The growth target is set to be announced by Chinese Premier Keqiang Li at the annual parliament session in March. It is believed that the 7% target would be the bottom line to Chinese government – but the 7% was not meant as an exact number.
There seems two main reasons that will throttle the growth of Chinese GDP.
Slowdown in real estate investment: The deceleration of Chinese economic expansion is mainly because of the continuous slowdown in real estate investment. According to the forecast by JPMorgan Chase, Chinese growth rate of real estate investment in 2015 may be around 5% to 6%, which further slows down compared with that in 2014. The continuous downside trend in real estate investment will cause further pressure to the demands of land sales and relevant industries.
Excess production capacity: Due to the situations that foreign market demand is hard to rise significantly; domestic demand is stable in the recent several years; the relative shortage of technological innovation, the excess investment in productions brings too much supplies in Chinese market. Xuesong Li, the deputy director of Institute of Economics in Chinese Academy of Social Sciences, analyzed that although China has achieved positive results in defusing the problem of excess production capacity in recent several years, the problem is still one of the main factors to restrain Chinese economic operation in 2015 because the excess supplies are long-term accumulated and there still have some more new production capacity being released from past investments.
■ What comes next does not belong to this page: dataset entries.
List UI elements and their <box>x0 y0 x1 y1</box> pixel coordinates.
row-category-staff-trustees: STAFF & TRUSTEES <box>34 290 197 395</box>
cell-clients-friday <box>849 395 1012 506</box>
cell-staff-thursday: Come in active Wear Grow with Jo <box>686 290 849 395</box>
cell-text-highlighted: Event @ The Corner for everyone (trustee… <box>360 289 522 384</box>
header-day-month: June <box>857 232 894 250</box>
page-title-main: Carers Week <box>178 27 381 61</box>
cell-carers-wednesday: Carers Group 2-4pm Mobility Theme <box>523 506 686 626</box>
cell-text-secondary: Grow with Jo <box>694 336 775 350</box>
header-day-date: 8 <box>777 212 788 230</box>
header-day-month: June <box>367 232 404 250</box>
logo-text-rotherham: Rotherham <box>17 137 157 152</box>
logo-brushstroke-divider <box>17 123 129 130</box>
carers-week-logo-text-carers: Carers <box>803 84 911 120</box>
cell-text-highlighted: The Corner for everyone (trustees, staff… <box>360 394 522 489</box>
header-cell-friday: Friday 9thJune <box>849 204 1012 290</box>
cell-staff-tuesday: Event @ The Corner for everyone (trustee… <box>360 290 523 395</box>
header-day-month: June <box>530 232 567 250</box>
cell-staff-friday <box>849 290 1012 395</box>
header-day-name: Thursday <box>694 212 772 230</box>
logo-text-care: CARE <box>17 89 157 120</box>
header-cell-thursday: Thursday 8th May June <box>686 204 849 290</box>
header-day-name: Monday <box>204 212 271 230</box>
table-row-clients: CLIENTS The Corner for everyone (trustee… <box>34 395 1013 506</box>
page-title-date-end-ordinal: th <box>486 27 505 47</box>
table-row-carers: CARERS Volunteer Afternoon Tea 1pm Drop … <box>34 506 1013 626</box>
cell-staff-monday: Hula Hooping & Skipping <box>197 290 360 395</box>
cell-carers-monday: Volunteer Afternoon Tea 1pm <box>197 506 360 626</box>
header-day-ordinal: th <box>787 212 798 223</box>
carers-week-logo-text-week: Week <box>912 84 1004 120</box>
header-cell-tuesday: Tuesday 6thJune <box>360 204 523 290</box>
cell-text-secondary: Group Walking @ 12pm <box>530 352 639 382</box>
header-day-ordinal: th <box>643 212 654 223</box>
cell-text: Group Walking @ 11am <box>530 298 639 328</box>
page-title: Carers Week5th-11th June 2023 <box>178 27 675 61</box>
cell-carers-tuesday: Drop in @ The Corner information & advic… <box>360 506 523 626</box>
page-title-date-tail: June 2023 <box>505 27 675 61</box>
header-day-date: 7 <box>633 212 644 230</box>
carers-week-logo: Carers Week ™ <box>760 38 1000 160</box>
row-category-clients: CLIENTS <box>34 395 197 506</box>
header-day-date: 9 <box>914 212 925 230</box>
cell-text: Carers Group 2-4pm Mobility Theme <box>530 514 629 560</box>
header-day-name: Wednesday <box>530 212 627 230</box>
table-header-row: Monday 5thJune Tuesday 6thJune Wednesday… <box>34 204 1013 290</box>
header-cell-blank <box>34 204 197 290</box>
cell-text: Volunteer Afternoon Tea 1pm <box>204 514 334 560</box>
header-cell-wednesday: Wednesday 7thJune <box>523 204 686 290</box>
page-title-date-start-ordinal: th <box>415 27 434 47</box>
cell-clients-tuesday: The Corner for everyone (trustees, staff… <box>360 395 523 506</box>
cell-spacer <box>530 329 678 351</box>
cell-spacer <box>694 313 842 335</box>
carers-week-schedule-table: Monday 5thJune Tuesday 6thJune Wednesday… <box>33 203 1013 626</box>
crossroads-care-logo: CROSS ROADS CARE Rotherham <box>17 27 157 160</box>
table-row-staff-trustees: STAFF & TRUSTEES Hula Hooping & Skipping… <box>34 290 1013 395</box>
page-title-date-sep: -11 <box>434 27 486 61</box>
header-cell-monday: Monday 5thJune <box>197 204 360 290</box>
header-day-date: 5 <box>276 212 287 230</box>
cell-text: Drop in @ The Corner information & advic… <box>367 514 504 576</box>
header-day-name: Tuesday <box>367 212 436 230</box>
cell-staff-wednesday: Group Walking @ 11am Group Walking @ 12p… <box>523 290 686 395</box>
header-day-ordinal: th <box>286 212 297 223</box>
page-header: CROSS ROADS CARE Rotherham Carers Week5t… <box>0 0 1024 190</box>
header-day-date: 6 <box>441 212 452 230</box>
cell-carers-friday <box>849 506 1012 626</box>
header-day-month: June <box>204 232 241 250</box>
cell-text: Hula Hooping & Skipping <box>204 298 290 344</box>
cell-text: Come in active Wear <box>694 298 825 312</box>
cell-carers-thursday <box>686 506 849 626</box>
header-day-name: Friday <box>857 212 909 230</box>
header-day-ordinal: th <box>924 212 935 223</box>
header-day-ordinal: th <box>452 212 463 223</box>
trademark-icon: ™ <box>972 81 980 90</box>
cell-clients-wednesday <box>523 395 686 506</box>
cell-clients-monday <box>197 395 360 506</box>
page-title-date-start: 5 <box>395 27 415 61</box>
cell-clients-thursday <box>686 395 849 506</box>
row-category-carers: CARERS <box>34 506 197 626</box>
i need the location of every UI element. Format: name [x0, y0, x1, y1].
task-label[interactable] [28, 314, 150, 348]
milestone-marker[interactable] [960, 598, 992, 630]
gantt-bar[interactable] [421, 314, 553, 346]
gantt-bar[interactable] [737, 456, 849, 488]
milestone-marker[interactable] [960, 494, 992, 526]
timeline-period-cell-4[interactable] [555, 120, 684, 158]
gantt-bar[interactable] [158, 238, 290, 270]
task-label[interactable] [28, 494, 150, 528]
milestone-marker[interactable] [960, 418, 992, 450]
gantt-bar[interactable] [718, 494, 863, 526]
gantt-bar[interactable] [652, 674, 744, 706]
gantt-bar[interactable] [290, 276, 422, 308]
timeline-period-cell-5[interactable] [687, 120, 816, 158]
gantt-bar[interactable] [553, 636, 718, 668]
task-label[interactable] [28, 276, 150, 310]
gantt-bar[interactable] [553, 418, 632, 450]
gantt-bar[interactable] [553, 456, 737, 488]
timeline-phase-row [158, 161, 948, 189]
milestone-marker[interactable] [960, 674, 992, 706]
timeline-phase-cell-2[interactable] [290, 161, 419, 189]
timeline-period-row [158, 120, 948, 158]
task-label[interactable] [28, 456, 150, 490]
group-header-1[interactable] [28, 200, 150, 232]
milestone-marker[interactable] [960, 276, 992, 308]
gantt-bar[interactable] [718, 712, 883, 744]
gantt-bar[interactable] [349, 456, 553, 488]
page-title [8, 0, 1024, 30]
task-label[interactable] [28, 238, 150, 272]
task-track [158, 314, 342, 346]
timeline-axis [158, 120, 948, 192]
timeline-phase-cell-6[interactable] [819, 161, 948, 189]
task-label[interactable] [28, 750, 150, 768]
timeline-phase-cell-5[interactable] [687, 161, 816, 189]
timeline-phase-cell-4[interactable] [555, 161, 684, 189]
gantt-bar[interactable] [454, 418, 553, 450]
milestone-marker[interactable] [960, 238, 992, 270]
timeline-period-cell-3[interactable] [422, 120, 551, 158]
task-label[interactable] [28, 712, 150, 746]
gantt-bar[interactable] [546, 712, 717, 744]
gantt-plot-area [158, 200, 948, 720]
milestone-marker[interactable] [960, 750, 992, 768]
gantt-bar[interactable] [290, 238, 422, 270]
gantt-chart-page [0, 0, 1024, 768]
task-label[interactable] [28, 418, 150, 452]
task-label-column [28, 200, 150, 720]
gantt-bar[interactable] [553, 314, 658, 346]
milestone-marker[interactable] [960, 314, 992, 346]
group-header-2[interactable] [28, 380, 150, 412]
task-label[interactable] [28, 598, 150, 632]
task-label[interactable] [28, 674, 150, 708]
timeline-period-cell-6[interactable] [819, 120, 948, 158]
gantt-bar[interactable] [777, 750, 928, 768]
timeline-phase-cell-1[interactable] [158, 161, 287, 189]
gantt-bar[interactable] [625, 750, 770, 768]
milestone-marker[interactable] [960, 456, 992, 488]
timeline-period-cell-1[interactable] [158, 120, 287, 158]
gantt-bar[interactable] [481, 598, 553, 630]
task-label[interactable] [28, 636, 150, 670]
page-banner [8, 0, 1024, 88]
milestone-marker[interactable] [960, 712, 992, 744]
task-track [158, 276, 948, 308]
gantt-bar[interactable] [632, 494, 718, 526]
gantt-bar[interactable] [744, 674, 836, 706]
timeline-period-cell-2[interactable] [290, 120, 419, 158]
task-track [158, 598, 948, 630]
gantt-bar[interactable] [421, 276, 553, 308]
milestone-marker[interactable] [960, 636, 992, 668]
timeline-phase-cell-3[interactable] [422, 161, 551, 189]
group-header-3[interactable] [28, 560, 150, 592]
Nevertheless, although it is a consensus that Chinese GDP growth will slow down in 2015, most of economists deem the rate will not drop below 7%. Yang Yao, the dean of National School of Development at Peking University, states that Chinese economy has entered into transitional period. During the period, it is normal to perform that economic growth slows down; service industry becomes the leading industry in Chinese economy; domestic demands become more and more important; income distribution is improved. He also deems that it is no problem to maintain the growth rate between 7% and 7.5% after the promotion of labor efficiency.
Furthermore, Andrew Tilton, chief Asia Pacific economist in Global Investment Research at Goldman Sachs, proposes that the key points for Chinese policymakers to manage the economy are to stabilize labor market and move forward on structural reforms.